Grab Your Printables – 10 Days to Strengthen Your Family Bond here.
Tip #3 Make room in your schedule for one on one time with your teen where you allow them to talk about everything they have been thinking.
So remember these 3 needs of the introvert teen :
Introverts Need Downtime.
Introverts Need a Basic Schedule.
Introverts Need Deep Connections.
OK, now it’s your turn! Are you an extrovert raising an introvert or an introvert raising an extrovert? Or are you and your teen very similar? Comment below:) And pin the post for later!
Heather BeE says
As an introvert married to an introvert, raising two introverts, I can so relate to this! The four of us do have varying needs when it comes to recharging, so i have to really be mindful of that at times. And the part you wrote about schedules and knowing what’s coming up for the week… That’s me so much, except for when I have a rare burst of spontaneity:) Love ya, dear friend! Keep on writing and sharing your advice!

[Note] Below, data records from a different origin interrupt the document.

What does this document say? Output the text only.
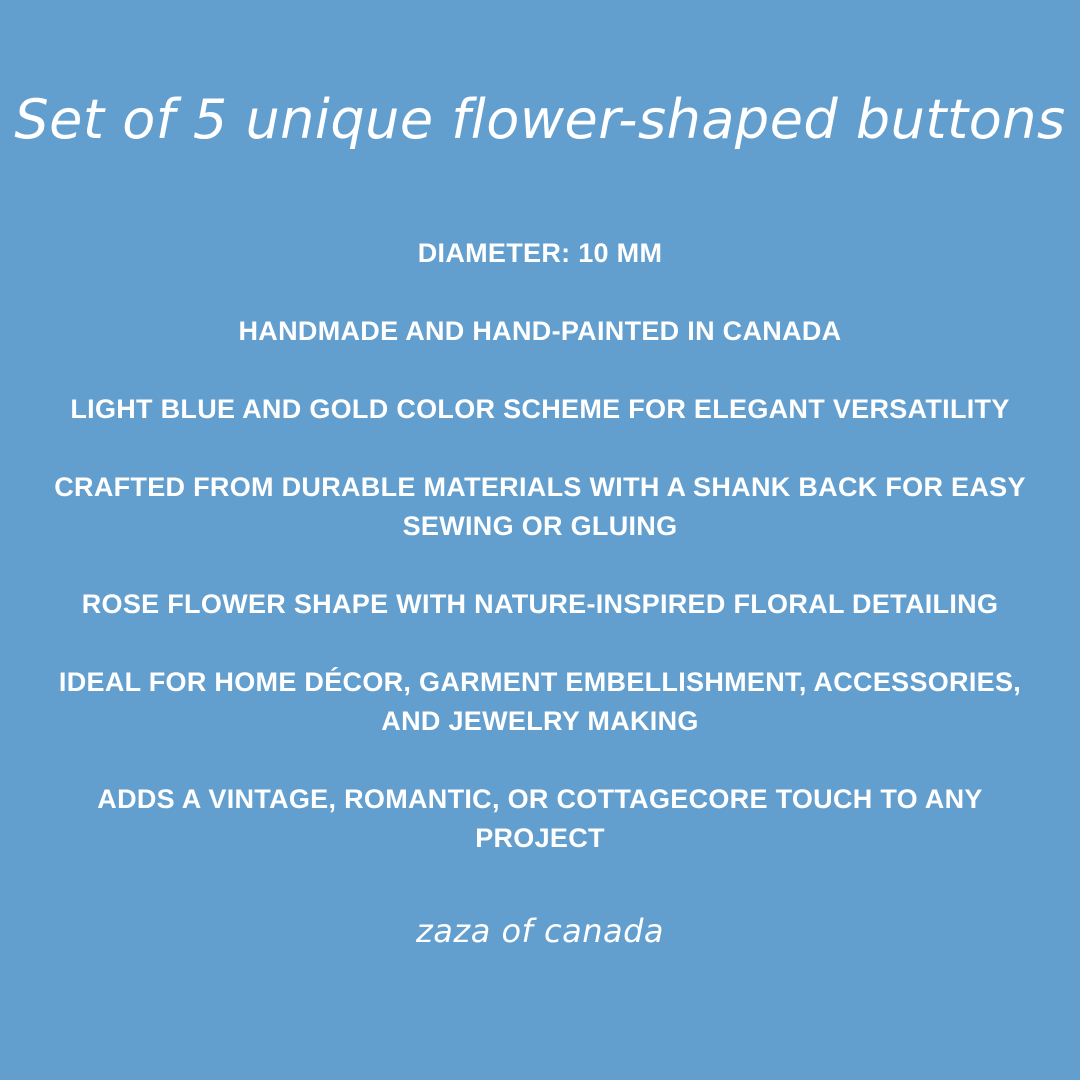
Set of 5 unique flower-shaped buttons
DIAMETER: 10 MM
HANDMADE AND HAND-PAINTED IN CANADA
LIGHT BLUE AND GOLD COLOR SCHEME FOR ELEGANT VERSATILITY
CRAFTED FROM DURABLE MATERIALS WITH A SHANK BACK FOR EASY SEWING OR GLUING
ROSE FLOWER SHAPE WITH NATURE-INSPIRED FLORAL DETAILING
IDEAL FOR HOME DÉCOR, GARMENT EMBELLISHMENT, ACCESSORIES, AND JEWELRY MAKING
ADDS A VINTAGE, ROMANTIC, OR COTTAGECORE TOUCH TO ANY PROJECT

zaza of canada
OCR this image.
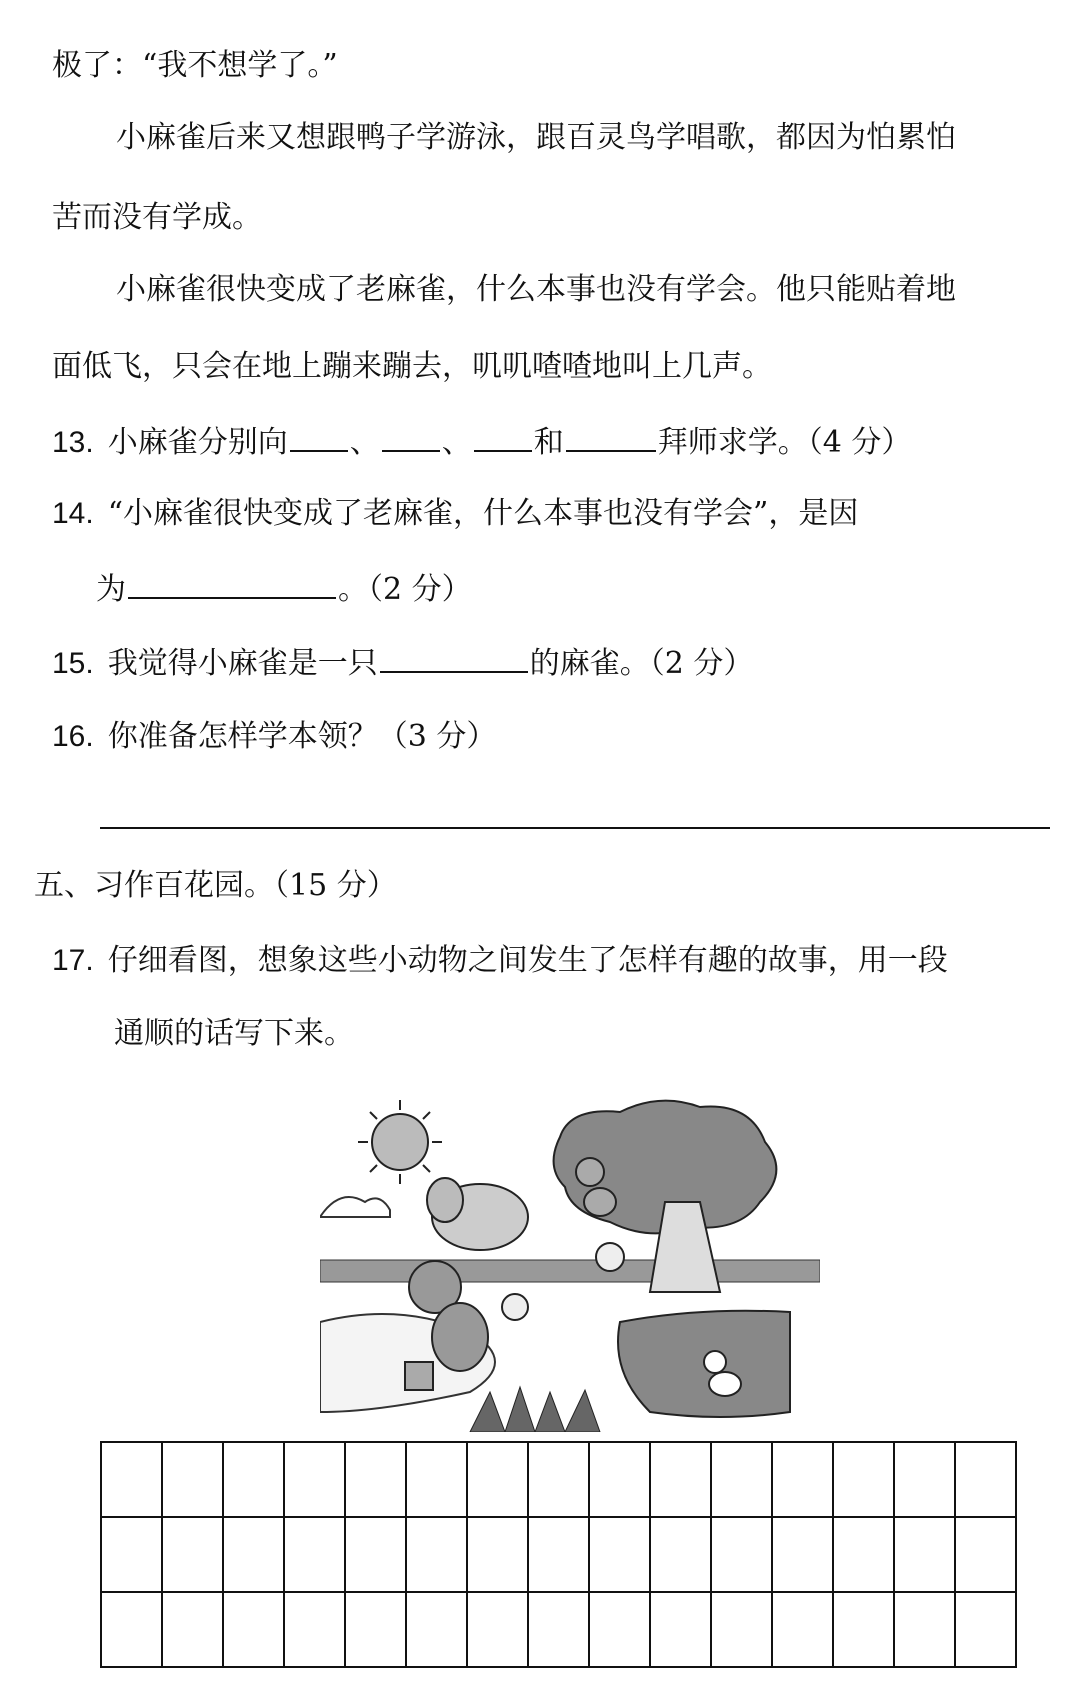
极了：“我不想学了。”
小麻雀后来又想跟鸭子学游泳，跟百灵鸟学唱歌，都因为怕累怕
苦而没有学成。
小麻雀很快变成了老麻雀，什么本事也没有学会。他只能贴着地
面低飞，只会在地上蹦来蹦去，叽叽喳喳地叫上几声。
13. 小麻雀分别向 、 、 和	拜师求学。（4 分）
14. “小麻雀很快变成了老麻雀，什么本事也没有学会”，是因
为	。（2 分）
15. 我觉得小麻雀是一只	的麻雀。（2 分）
16. 你准备怎样学本领？（3 分）
五、习作百花园。（15 分）
17. 仔细看图，想象这些小动物之间发生了怎样有趣的故事，用一段
通顺的话写下来。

That is a lot of introverts! Hehee:) Yes, I was thinking more on the topic of introverts this week, and you make a good point that each person requires a different way to recharge. Awww, thanks for the kind words!
I love this! I am an introvert and can totally relate to this. Of our six kids, we have two introvert daughters. My husband is the quintessential extrovert who totally gets my introverted ways. Insightful!
Denise so glad you liked the post. It is interesting being married to an extrovert:) That is wonderful your husband gets your introvert needs. It has taken my husband a little while to figure out how I recharge best but I think we finally get it!
We’re extroverts raising an extra introvert son. As a toddler he didn’t say a single word for his first 6 months of day care although he was verbal with us.
We’re trying to expand our knowledge of introverts.
My biggest issue are both his extrovert grannies who keep telling us that we need to force him to be outgoing. They think it’s unhealthy to spend so much time alone in his room and that we are being soft on him for letting him skip big family gatherings more often than not.
He has good enough grades, rarely gets into trouble and we have far less fights with him than any other parents we know. Yet people keep telling us it’s because we let him do what he wants and that as an adult he will have all sorts of problems.
Hi Sylvia, That is wonderful that your son has you and an extended family that cares. When people offer me advice or their thoughts I try to sift through it. Are they just sharing a fear they have? Is there any small grain of truth to what they are saying? Are they putting some of their expectations on me? In our family, we have a lot of family gatherings too and we also enjoy having families over. We expect our children to come and join in welcoming and hosting our guests. At some stages this was hard for each of our kids. However, we felt that learning to think of others or do the uncomfortable is just part of life and helped develop that character qualities we believe are important. At the same time, we also tried to balance what they wanted. If they wanted only adults at their birthday party they could do that. If they just had one good friend, we didn’t pressure them to make tons of friends. So for me it felt like a balancing act of allowing and encouraging our kids to develop in a way that allowed them to thrive, while still pushing them to do the things that were hard at times for them. And sometimes it would surprise us and them what they would grown up to enjoy doing, as a result of some of those uncomfortable situations we encouraged them to try! Hope that gives you a couple of ways to look at your situation as you continue to parent your son:) Thanks so much for commenting and sharing your thoughts.